Teams that engage in Surface Retrospectives do not improve as they believe they have no missteps within their control from which to learn. They do not address the artificial harmony within the team as they are reluctant to discover why it exists within the team. An Agile Coach or experienced servant-leader Scrum Master must help a team breakthrough Surface Retrospectives.

Blame-Game Retrospective

I was working with a client team during a working agreements session. We had one person vehemently opposed to agreeing to conduct retrospectives. The force of the emotion behind his words as he expressed his disdain for the practice was palpable. It washed over everyone in the session and took us all by surprise. I gently coaxed him to share more of why he felt retrospectives were “useless.” We learned he had some extremely painful experiences with retrospectives in the past. When Leaders weaponize retrospectives, teams Deflect, Defend, or Dismiss valuable lessons and retrospectives become worse than useless. These blame-game retrospectives cause pain, recalled fresh and forceful years after it is experienced.

Useful retrospectives are not about finding or assigning blame. They are an opportunity to look at our actions, decisions, and behaviors and to learn what to amplify or change going forward. Used for anything else, they become a dreadful experience that serves no one.

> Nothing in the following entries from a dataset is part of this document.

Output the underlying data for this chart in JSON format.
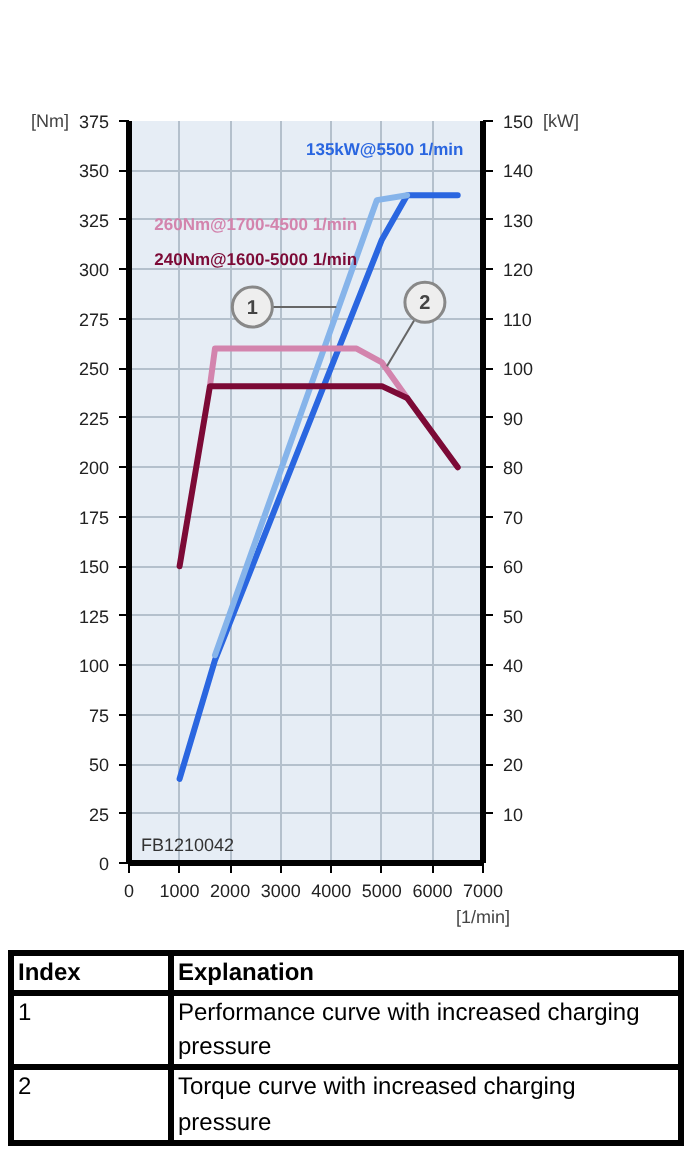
{
  "chart_data": {
    "type": "line",
    "xlabel": "[1/min]",
    "ylabel": "[Nm]",
    "y2label": "[kW]",
    "xlim": [
      0,
      7000
    ],
    "xticks": [
      0,
      1000,
      2000,
      3000,
      4000,
      5000,
      6000,
      7000
    ],
    "ylim": [
      0,
      375
    ],
    "yticks": [
      0,
      25,
      50,
      75,
      100,
      125,
      150,
      175,
      200,
      225,
      250,
      275,
      300,
      325,
      350,
      375
    ],
    "y2lim": [
      0,
      150
    ],
    "y2ticks": [
      10,
      20,
      30,
      40,
      50,
      60,
      70,
      80,
      90,
      100,
      110,
      120,
      130,
      140,
      150
    ],
    "grid": true,
    "series": [
      {
        "name": "135kW@5500 1/min",
        "color": "#2a66e0",
        "axis": "y2",
        "x": [
          1000,
          1700,
          5000,
          5500,
          6500
        ],
        "values": [
          17,
          41,
          126,
          135,
          135
        ]
      },
      {
        "color": "#86b4ea",
        "axis": "y2",
        "x": [
          1700,
          4900,
          5500
        ],
        "values": [
          42,
          134,
          135
        ]
      },
      {
        "name": "260Nm@1700-4500 1/min",
        "color": "#d384ad",
        "x": [
          1600,
          1700,
          4500,
          5000,
          5500
        ],
        "values": [
          241,
          260,
          260,
          253,
          235
        ]
      },
      {
        "name": "240Nm@1600-5000 1/min",
        "color": "#7c0a36",
        "x": [
          1000,
          1600,
          5000,
          5500,
          6500
        ],
        "values": [
          150,
          241,
          241,
          235,
          200
        ]
      }
    ],
    "annotations": [
      {
        "text": "1",
        "x": 4100,
        "y": 281
      },
      {
        "text": "2",
        "x": 5100,
        "y": 251
      },
      "FB1210042",
      "Index",
      "Explanation",
      "1",
      "Performance curve with increased charging pressure",
      "2",
      "Torque curve with increased charging pressure"
    ]
  }
}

In the past, I was responsible for instituting a root cause analysis (RCA) process for major production incidents. At the start of each RCA meeting, I reiterated three things:

  1. The purpose of the RCA meeting is to learn and improve, not to assign blame.
  2. We are not going to Deflect, Defend, or Dismiss any contribution during the meeting.
  3. Before we point out something another team/person did or didn’t do, we must first point out something the speaker or the speaker’s function may have done to contribute to the incident.

These ground rules put everyone in the appropriate mindset to approach the analysis in a productive spirit. When management asked who was to blame, our collective response was, “Here is where we collectively failed and what we are going to do differently going forward.”

The Root Cause

So why does the 3-Headed Monster of Deflection, Defensiveness, or Dismissal rear their ugly heads in retrospectives?

  1. There is a fundamental lack of trust within the team. It prevents them to from going beyond surface comments to get to the heart of their challenges.
  2. Teams have a fundamental lack of trust outside the team, creating fear that someone will use findings/improvements against the team or individuals within it.
  3. The team does not focus on delivering collective results as a team. Therefore, it is not a cross-functional team and room exists to single out individuals or siloed disciplines within a team.

Summary

As an Agile Leader do not minimize the importance of the team building trust both within the team and with those external to the team. Team-building activities can help here. However, teams build a greater degree of trust through doing real work and trust takes time to develop. Leaders and teams must be patient and nurture trust. Be on guard and do not do nor allow any behavior that will break trust. Months to build, minutes to break.

Also, Leaders must ensure that the team focuses on delivering as an entire team and not as parts of a team. As Agile Leaders we need to ensure that we measure teams on their collective results and not the individual contributions.

By not focusing on fostering trust and collective results, we allow the 3-Headed monster of Deflection, Defensiveness, and Dismissal to creep in and derail teams’ retrospectives. The result…learning stifles, improvement is impossible, and retrospectives are useless. Nurture trust and focus on collective results to tame that 3-Headed Monster!

Until we can be together again….be well.